Book reviews

Rita Williams-Garcia’s Like Sisters on the Homefront (HarperTeen, 1995)

Forced abortion, wrong attitudes about sex, dysfunctional family, yet an atypical teen novel.

While this may seem to be a typical teen abortion novel, Williams-Garcia’s take on a dysfunctional African-American family includes many atypical elements.  For example, Gayle is forced into abortion, which is typical of many fourteen-year-olds whose mothers think that having a baby is the end of their daughters’ lives, yet the integrity of the family unit is maintained (kinda sorta like kinda) at novel’s end, which was atypical of African-American families in 1995 and even more so now in 2020.

Overall, however, the novel is typical for teens who want to read about abortion, sex, and family dysfunction.

The balance of this review will collate elements of the novel into the five questions of right-to-life literary theory.

First, does the literary work support the perspective that human life is, in the philosophical sense, a good, some “thing” which is priceless?  The answer to this question must remain ambiguous, although various statements from characters suggest that human life is more drudgery than joy.

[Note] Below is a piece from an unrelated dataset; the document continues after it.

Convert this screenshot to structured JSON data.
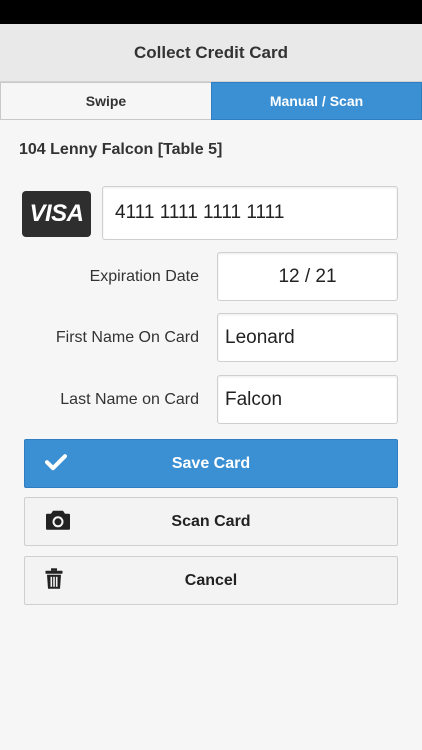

Second, does the literary work respect the individual as a being with inherent rights, the paramount one being the right to life?  There is little evidence to support a positive answer to this question.  Perhaps the best evidence to show that characters in this novel respect human life is the great-grandmother’s rehearsal of the family’s history since slavery times.  The narration of “who begat whom” at novel’s end is a life-affirming technique, one which Gayle appreciates after 195 pages of trying to understand what a family means.

Third, if the literary work covers the actions of a family, does it do so respecting heterosexual normativity and the integrity of the family?  Excepting the Georgia faction of her family, Gayle has little idea of what constitutes a normal heterosexual family.  Her father is dead.  Her mother struggles to maintain a household of two children.  Gayle’s eighteen-year-old brother is content to be lazy.  Gayle herself seems to have no idea that sexual activity is meant for a marital covenant; she must think sex is something to do to have fun or a means to while away an afternoon.

Fourth, does the literary work comport with the view that unborn, newborn, and mature human life has an inherent right to exist?  Obviously not on the part of Gayle’s mother, who forces her into abortion because she considers her unborn grandchild a “mistake” (3).  Nor is it obvious on Gayle’s part.  Although fourteen, she could have resisted her mother’s effort to force her into abortion; the author describes her capability in physically fighting with her mother, so Gayle could have escaped her mother’s clutches.

Moreover, Gayle’s claim that she “went along with the abortion because she could always have another baby” just makes her more complicit in the abortion.  Besides that, her claim shows that she has no respect for each individual human life, thinking that the child aborted was somehow “replaceable” (20-21).

The characters’ attitudes about sex are even more backward: Gayle treats sex as a mere casual activity, and her uptight Christian cousin Cookie thinks of it as sinful.  No character evinces the idea that sex is a natural activity given by God for the delight of spouses for their pleasure and for the procreation of children.  Thus, no Theology of the Body in this novel; the characters are stuck in the mindset of sex the way the abortion business Planned Parenthood thinks of it.

Fifth, when they are faced with their mortality, do the characters come to a realization that there is a divine presence in the world which justifies a life-affirming perspective?  The great-grandmother, who is on her deathbed, is genuinely aware of religious tenets which guide human life.  Otherwise, the characters are either hostile to Christianity or at least the Protestant version of it (Gayle), ignorant of its teachings (Gayle again), or hypocritical (Gayle’s uncle, a dour and angry minister).

One item in the novel is unrealistic.  The narrator identifies a woman at the abortion clinic who wears a “RESPECT LIFE” pin (7; all caps in original).  How is it possible that someone wearing such a pin would work in an abortion clinic?  That’s like saying someone with a “Trump for President” button would attend a rally of the racist organization Black Lives Matter.

Despite this and maybe other faults, a cultural critic or African-American activist working for the integrity of the traditional family (like Ben Carson or Candace Owens) would be able to cite this novel as more evidence, not only of the unfortunate state of the African-American family during the horrendous Clinton years, but also of the even sadder condition of African-American families under the Obama reign/dictatorship.

While this novel is dated, it can help contemporary readers understand the disastrous effects of an anti-life philosophy on a teenager’s life.